Vivian Zapata, an art education senior, looks at a hanging sculpture by Jimmy Peña last Tuesday in the Art Gallery at Rusteberg Hall on the Brownsville campus. ANA CAHUICHE/ THE RIDER PHOTOS.

Jimmy Peña, a Corpus Christi artist, changed directions in his career by switching from drawings to kinetic sculptures.

Last Tuesday, more than three dozen people saw that change during the opening reception of the exhibit, “Transition” in
the Art Gallery at Rusteberg Hall on the Brownsville campus.

“It helps me illustrate the different stages of work that I’ve done and how I’ve got a variety of media that I work with,”
Peña said of the exhibit, which contains drawings, paintings, photographs and his first two kinetic sculptures.

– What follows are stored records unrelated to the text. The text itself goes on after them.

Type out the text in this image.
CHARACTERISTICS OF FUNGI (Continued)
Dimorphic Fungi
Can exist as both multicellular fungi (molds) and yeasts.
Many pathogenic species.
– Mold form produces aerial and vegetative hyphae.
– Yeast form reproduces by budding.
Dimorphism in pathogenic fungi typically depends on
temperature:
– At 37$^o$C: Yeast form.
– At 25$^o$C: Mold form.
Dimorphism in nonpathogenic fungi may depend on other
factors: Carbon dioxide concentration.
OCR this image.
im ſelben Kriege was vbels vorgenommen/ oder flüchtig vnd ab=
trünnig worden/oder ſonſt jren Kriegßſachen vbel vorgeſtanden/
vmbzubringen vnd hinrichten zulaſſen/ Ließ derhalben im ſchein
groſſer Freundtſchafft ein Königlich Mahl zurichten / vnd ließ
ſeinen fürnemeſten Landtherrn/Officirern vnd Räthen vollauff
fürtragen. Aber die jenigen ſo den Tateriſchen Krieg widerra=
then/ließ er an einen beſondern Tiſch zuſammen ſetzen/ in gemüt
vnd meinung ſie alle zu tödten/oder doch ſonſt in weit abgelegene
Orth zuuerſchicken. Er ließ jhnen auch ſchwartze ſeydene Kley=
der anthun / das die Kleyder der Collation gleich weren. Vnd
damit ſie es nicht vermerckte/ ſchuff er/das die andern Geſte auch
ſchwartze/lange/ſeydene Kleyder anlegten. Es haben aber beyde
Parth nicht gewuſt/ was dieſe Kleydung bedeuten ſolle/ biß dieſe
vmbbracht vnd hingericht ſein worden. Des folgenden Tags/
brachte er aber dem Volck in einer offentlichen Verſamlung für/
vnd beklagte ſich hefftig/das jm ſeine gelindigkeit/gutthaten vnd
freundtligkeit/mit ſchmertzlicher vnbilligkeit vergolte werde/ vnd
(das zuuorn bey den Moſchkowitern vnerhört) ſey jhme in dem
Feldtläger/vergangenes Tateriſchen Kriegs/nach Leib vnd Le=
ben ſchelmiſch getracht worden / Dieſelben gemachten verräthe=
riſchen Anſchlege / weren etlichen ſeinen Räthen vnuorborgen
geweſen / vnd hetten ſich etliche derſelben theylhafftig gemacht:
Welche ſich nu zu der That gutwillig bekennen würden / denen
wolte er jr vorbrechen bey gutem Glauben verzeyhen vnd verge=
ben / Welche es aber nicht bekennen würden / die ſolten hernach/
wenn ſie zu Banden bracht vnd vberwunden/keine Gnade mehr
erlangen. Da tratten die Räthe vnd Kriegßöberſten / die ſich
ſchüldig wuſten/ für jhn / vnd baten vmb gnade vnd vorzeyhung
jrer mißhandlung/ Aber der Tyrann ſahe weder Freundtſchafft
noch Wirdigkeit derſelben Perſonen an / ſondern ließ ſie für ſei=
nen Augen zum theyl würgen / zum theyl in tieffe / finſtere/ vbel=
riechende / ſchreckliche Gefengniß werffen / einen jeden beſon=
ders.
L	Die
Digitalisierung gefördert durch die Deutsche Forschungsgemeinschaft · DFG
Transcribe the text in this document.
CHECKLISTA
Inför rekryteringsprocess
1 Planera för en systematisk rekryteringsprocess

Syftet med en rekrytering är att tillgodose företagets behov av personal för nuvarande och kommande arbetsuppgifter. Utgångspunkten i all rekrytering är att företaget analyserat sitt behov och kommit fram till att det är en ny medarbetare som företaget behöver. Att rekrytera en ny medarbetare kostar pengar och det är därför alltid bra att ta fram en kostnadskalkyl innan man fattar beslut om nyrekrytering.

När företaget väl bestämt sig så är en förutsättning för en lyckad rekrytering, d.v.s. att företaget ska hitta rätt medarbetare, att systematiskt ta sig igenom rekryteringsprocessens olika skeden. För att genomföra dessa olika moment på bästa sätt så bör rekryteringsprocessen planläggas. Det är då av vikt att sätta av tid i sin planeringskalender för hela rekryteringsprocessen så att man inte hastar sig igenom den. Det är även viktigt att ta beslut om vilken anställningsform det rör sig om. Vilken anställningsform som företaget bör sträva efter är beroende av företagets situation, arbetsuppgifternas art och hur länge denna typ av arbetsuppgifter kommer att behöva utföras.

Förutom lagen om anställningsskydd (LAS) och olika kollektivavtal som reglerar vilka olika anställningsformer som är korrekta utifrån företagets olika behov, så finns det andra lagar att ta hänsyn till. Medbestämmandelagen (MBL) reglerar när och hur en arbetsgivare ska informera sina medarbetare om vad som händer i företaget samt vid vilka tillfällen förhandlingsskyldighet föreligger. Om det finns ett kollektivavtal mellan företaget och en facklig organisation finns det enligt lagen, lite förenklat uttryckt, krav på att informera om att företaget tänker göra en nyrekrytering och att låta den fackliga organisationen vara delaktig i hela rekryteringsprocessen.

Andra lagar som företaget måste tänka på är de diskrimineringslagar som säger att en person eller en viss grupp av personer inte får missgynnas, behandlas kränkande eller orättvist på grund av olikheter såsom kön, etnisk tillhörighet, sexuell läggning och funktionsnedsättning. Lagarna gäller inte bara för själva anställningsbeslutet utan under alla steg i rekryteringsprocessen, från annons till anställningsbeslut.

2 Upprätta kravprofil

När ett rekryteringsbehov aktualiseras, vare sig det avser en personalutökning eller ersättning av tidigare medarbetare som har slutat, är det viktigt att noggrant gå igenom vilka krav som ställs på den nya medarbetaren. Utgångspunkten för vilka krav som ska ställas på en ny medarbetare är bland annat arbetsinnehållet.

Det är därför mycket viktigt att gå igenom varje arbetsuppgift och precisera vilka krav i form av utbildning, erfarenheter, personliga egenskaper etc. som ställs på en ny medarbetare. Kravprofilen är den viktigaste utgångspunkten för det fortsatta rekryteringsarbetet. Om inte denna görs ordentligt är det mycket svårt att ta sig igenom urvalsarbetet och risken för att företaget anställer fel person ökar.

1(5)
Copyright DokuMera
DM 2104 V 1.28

A kinetic sculpture is one that moves and is set in motion by an internal mechanism or external help, such as light or air.

“I didn’t want it to be a monotonous show; I wanted to have a variety of things,” Peña said. “So, this is the perfect opportunity.”

Peña’s main kinetic sculpture, “Satellite,” consists of a geometric female figure orbiting an inverted pyramid.

“It’s like the mother shape, you know, that shape determines the shape of the figure. So, it’s like somehow its origins,” he said.

 

Peña said in a previous interview with The Rider that he made the transition because he gets more energized when creating kinetic pieces.

“You have the kinetic work, the sculpture that moves, which is really awesome to see because you don’t really see too much of that,” said Alejandro Macias, a lecturer in the UTRGV Visual Arts Department.

Macias wanted to expose students to the work of an artist in the middle of a transition from 2-D figurative art to
kinetic work.

“The detail in the pieces are very exquisite and you can tell that they really know their craft very well,” said Vivian Zapata, an art education senior.

The gallery’s hours are 1 to 5:30 p.m. Monday and Wednesday, 9 a.m.-1 p.m. Tuesday and Thursday, and 10 a.m.-5 p.m. Friday.